Low oil prices have forced the Saudi government to make spending cuts to curb the budget deficit that reached a record $98 billion (£735 billion) last year.
The cuts, which began in late in 2015, are now affecting almost every area of the Saudi economy, having a major impact on the living standards of ordinary Saudis - with consumer spending reported to have declined significantly in the past year.
Saudi economist Fadl Albuainain told Reuters: “Looking at individual consumption, you will find a significant shift in consumer habits, and the size of purchases has gone down significantly compared to last year.
“Although corporations are the main reason behind declining consumer demand, the impact of individuals' spending cannot be overlooked.”
Saudi Arabia's non-oil sector has had its worst performance in at least five years, shrinking by 0.7 percent from a year ago in the first quarter of 2016.
Second-quarter data has not been released yet but London-based Capital Economics estimates the sector shrank 4.5 percent in June.

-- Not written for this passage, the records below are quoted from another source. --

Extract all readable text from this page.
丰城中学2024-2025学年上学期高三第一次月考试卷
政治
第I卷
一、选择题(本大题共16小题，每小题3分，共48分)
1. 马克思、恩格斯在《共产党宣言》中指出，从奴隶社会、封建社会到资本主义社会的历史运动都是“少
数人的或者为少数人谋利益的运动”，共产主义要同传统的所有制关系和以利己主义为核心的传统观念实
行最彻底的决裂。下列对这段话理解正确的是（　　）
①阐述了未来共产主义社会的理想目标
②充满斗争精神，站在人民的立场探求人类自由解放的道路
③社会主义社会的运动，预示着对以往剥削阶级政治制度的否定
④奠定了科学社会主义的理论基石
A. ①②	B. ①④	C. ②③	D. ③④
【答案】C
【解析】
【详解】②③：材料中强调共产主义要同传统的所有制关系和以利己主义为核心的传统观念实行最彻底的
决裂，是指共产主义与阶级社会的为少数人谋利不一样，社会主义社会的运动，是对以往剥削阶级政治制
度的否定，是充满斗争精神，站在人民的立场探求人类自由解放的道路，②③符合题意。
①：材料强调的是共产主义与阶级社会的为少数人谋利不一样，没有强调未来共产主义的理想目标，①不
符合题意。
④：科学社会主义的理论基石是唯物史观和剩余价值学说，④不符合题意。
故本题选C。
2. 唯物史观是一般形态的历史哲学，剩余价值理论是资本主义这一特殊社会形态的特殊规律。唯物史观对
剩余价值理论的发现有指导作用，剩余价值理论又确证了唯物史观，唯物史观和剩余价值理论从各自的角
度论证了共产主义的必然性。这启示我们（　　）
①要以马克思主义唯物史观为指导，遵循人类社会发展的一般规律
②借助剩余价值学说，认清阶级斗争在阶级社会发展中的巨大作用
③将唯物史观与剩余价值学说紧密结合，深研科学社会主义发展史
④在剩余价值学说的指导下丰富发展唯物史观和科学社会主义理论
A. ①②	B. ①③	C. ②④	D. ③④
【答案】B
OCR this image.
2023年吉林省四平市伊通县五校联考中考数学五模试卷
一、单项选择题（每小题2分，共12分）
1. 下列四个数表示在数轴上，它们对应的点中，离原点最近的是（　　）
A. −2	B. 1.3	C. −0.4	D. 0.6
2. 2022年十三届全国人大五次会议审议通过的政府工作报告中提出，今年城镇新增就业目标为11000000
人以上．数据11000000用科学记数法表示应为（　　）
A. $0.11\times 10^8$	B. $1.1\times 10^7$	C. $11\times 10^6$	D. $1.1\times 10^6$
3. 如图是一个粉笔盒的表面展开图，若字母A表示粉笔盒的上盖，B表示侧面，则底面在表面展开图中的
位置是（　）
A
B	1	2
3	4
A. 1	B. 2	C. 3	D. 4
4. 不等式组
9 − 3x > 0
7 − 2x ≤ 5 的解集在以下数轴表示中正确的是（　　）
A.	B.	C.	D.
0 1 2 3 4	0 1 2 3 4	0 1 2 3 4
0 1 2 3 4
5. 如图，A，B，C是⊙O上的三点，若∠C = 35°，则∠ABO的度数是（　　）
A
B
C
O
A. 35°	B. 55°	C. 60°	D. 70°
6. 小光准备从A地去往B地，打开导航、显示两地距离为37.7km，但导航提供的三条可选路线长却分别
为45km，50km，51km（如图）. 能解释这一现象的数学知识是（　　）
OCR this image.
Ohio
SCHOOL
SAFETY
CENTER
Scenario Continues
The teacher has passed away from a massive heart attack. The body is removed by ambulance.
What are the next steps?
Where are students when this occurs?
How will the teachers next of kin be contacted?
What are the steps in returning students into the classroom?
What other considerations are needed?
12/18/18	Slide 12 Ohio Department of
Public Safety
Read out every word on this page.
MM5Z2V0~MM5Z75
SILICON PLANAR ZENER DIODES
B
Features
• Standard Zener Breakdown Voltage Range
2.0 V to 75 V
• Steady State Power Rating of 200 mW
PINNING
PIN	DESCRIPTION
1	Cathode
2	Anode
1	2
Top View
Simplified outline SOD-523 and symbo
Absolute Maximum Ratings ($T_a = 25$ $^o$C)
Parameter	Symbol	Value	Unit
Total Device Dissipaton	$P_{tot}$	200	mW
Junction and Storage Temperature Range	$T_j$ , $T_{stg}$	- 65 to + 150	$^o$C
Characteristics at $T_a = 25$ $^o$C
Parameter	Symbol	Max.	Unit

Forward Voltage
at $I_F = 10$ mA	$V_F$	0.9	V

The value of imports into Saudi Arabia fell 24 percent from a year earlier in June, which has in part been attributed to weaker imports of consumer goods.
Eid al-Adha 2016 was expected to begin on 11 September, but the supreme court in Saudi Arabia announced that the Muslim festival of Eid would begin on 12 September.
Many have attributed this date change to fears of a backlash if the Islamic festival fell on the 15th anniversary of 9/11, but the official reason given was that the moon was not sighted on 1 September.